Foto: Lídia Moura

“Há entre nós algo melhor que um amor: uma cumplicidade.” – Marguerite Yourcenar

Vários poderiam ser os temas para trazer a lume nesta edição. A guerra entre a Rússia e a Ucrânia seria o primeiro, obviamente. As mortes, a destruição e as atitudes cruéis de um megalómano que se considera deus na terra continuam a ser expostas, como se de um filme de ficção se tratasse, que revolta de início e que depois se relativiza. A megalomania, a guerra, a fome e as mortes têm outros rostos, noutros lugares, embora tenham perdido o mediatismo. A pandemia e o número de vítimas já não abre os telejornais nem são notícia de primeira página nos jornais nacionais, apesar de haver ainda situações problemáticas. Falar do tempo não seria de forma alguma viável, pois sabemos que neste e nos próximos meses o sol será rei e senhor e se nalguns dias nos parece mais escondido pelas nuvens, noutros há que arregala os olhos, como dizia a minha mãe (expressão que me provocava um sorriso, pois era uma forma bem diferente de humanizar o astro-rei que controla a vida na terra e aquece e alimenta aleatoriamente todos os seres, homens, animais e plantas). Podia falar da inauguração da nova avenida em Vila Meã e dos benefícios para a região, mas as notícias e as imagens fazem jus ao acontecimento, o mesmo sucedendo com outras notícias relacionadas com festividades regionais, agora tão urgentes e necessárias, depois de tanto tempo de reclusão social. Também não vou falar das artes em geral. Vila Meã tem dinamizado várias atividades de literatura, trazendo escritores e mostrando o que se escreve e como se escreve. O aplauso dessa iniciativa também cabe neste jornal e ele tem-lhe atribuído um espaço próprio e se não tem sido aplicado a todos é porque nem todos se têm revelado disponíveis para responderem às solicitações. Muito menos comentaria a apresentação de mais um livro meu nesta que considero a minha terra, pois nela vivo, apesar de ter nascido longe daqui (apenas seria oportuno reiterar a gratidão a todos os que estiveram presentes, pois esses, sim, fizeram falta.)

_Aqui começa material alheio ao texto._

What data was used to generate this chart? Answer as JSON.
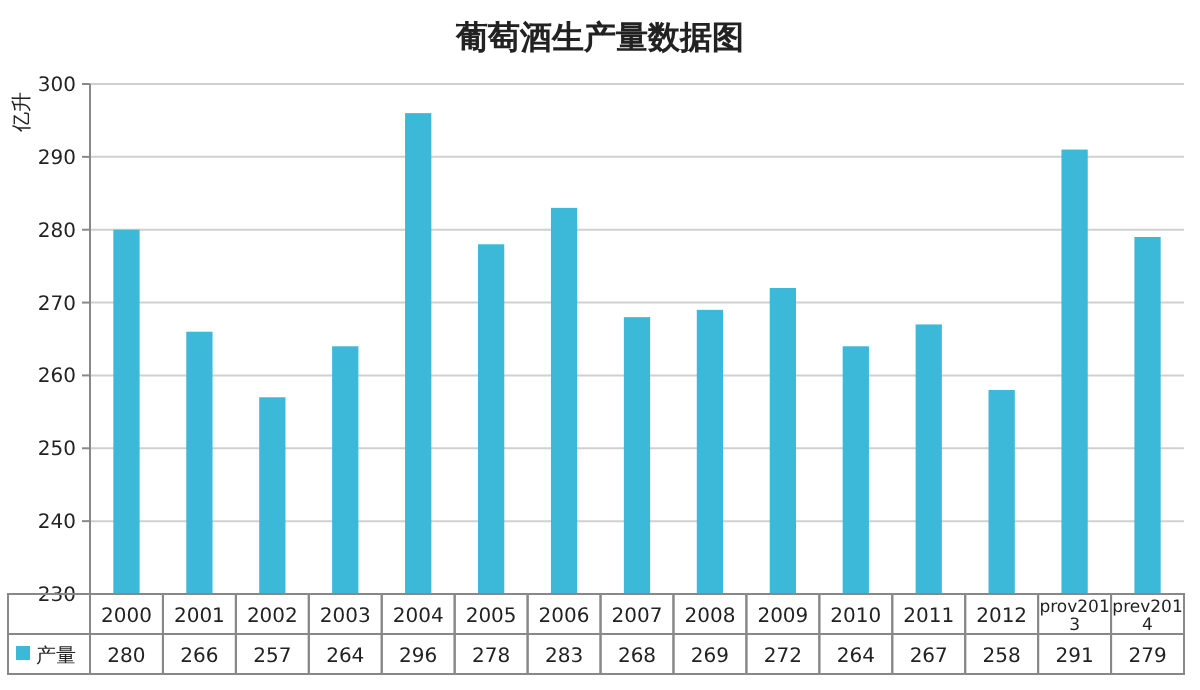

“De memórias nos fazemos” é o título de um livro que sabia disponível há pouco tempo e que adquiri mal o encontrei. Estamos no ano de celebração do centenário do nascimento de Saramago (já aqui foi referido) e ele foi escrito com esse pretexto. São tantos, pensarão certamente, pois todos os homens das letras gostarão de falar de um homem que levou, através da arte da escrita, Portugal ao mundo.

Trata-se do testemunho de uma vida, de afetos, vivências, diálogos, de alguém que acompanhou durante alguns anos o homem, o escritor, o Nobel – Violante Saramago Matos, filha de José Saramago e de Ilda Reis. De tudo o que li com sofreguidão contida, (e fi-lo numa atitude de filha artística, pois regresso muitas vezes aos livros de Saramago, não só para explorar com os alunos aqueles que fazem parte dos conteúdos programáticos, e quando se gosta de um escritor procura-se saber o máximo sobre ele) retenho uma palavra: cumplicidade. Na verdade, é com ela que se partilha a sabedoria e se aceita e se escuta, abrindo-se, ao mesmo tempo, a porta à presença do outro. Ler um livro é ser cúmplice da criação, do parto de uma obra e posteriormente do seu crescimento. O leitor é cúmplice do autor. Só dessa forma tem sentido a arte como entrega e como partilha. É preciso ter coragem para ser leitor, como disse um dia Lídia Jorge. Particularmente hoje, que vivemos no império da imagem tão vulgarizada pelas redes socias. Acrescento apenas que o título serve também de subtítulo da primeira parte do livro, sendo a segunda “E de livros também”, finalizando com “Empurrões” (entenda-se a metáfora para os estímulos do pai e da mãe). Parafraseando, então, estas frases com brevíssimas alterações, concluiria eu: “De memórias nos fazemos, de livros também e ainda de empurrões”.